Some firms repositioned to a different part of the value chain. The companies that adapted found options and had a higher survival rate when they moved within the technology stack.
First Solar is a clear example of repositioning. Although it had originally intended to focus on the mainstream solar market, it adapted when the dominant design emerged and the industry shakeout began. It focused on utility-scale installations where it could use its own modules through controlling the design of the project.
The solar industry has been obsessed with making panels, which has led to a glut in the market. However, consumers aren’t interested in panels; they want electricity. In response, some firms realised that they could bundle components to create systems that produce electricity.

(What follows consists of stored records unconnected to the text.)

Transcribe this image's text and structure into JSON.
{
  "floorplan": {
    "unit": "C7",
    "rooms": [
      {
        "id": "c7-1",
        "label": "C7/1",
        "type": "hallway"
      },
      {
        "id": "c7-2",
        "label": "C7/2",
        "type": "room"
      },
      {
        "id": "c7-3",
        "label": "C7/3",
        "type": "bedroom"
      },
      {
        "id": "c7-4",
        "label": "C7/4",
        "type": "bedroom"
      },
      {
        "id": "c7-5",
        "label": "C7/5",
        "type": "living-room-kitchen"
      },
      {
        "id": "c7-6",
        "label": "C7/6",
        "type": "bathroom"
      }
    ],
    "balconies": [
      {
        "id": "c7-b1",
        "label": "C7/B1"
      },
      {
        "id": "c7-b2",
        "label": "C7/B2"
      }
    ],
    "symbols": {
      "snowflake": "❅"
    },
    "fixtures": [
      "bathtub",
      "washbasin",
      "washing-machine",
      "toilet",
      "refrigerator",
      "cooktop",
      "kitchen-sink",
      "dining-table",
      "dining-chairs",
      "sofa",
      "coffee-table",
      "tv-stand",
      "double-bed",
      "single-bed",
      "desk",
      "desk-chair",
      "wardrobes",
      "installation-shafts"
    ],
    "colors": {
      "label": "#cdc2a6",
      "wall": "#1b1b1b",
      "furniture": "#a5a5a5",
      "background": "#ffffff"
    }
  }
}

They put their modules to use and captured value.
Even those firms that chose cSi could shift into different modes to capture more value.
Other firms stepped back and focused on a niche market where one technology (maybe the non-dominant one) has an advantage over another.
For some non-traditional energy consumers – like boat owners or those who want to stay off-grid – thin film technology is more attractive. As off-grid solar energy systems require different hardware to store energy, they offer yet another market, or niche, for firms.
Accept the acquisition
In the case of an M&A, the acquirer gains a firm’s culture and knowledge, i.e. knowledge about how to manage supply or value chains, how to introduce products and so on.
Several start-ups pegged to thin-film CIGS technology were acquired and rolled up into a larger company called Hanergy. By banding small start-ups together, Hanergy was able to roll out alternative technologies on a greater scale than it could have on its own, giving it a chance to compete.
Innovation is adaptation Our research looked at the solar industry, but other industries are in their own eras of ferment today. Electric vehicles, for example, could shift the automobile industry to a very different model if the dominant technology turns out to be something approaching Tesla’s model of delivering both a product (a car) and the system to enjoy that car (e.g. charging stations).
Innovators need to be adaptable in terms of business models and technology. Organisations have different possible strategies if they end up not choosing the dominant technology. Even if they do choose it and face serious competition, they can still pivot, adapt and survive.
In technology, it’s not just about the product, it’s also about its niche or the system in which it’s embedded. More options pop up when a firm has integrated capabilities.
Remaining open to options is an important part of innovation. Thomas Edison said that all 10,000 iterations of the lightbulb brought him to the one that worked. Failure is a teacher and it’s up to firms have their own internal shakeouts to uncover those integrated capabilities that make them stronger.